Eldoret International Airport is bursting with human traffic. Though it is usually mainly for cargo flights, passengers have flooded the airport. Local daily flights have increased as some displaced people and others caught up in the violence seek flight to ‘safety’.
Churches and police stations have been turned into refugee camps. Thousands of women and children have sought shelter in these places.
Besides their security, they have also to worry about food and other basic necessities. Eldoret boasts some of the best boarding facilities, but these are inaccessible too. They have been closed down. With looting being one of the hallmarks of the violence, business owners have kept away. Ironically, the town is an agricultural rich area but food has become scarce and expensive. For example, a cabbage is selling at Sh150 because. Since there is little movement of goods and people, farmers have kept away also.

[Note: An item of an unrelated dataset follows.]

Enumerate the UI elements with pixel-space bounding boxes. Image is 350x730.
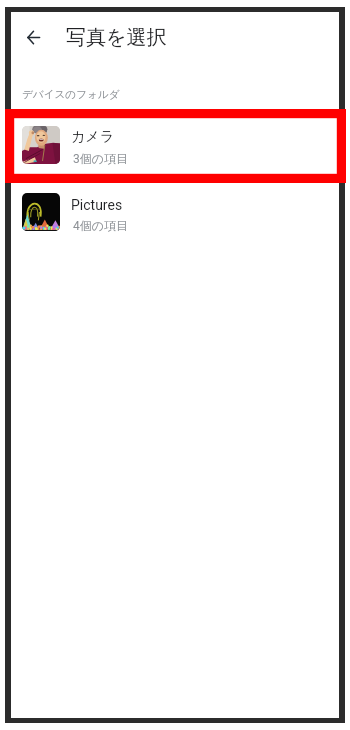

Despite dealing with its share of displaced persons, the town has to accommodate others from Uasin Gishu, Lugari, Bungoma and Trans Nzoia. The agony of terror, suffering, anarchy and desolation, exodus, shortage of commodities, transportation problems, insecurity, fear, lack of shelter, appalling sanitary conditions, fear of disease outbreak and shortage of food have replaced the tranquillity.
Gunfires have become the order of the day. Locals also claimed the police are impartial. This, one of the residents say, is deepening animosity between communities.
Though tension is still high, some sense of normalcy started creeping into the town yesterday. For the first time in three days, traffic between Eldoret and Kitale is flowing again, albeit slowly.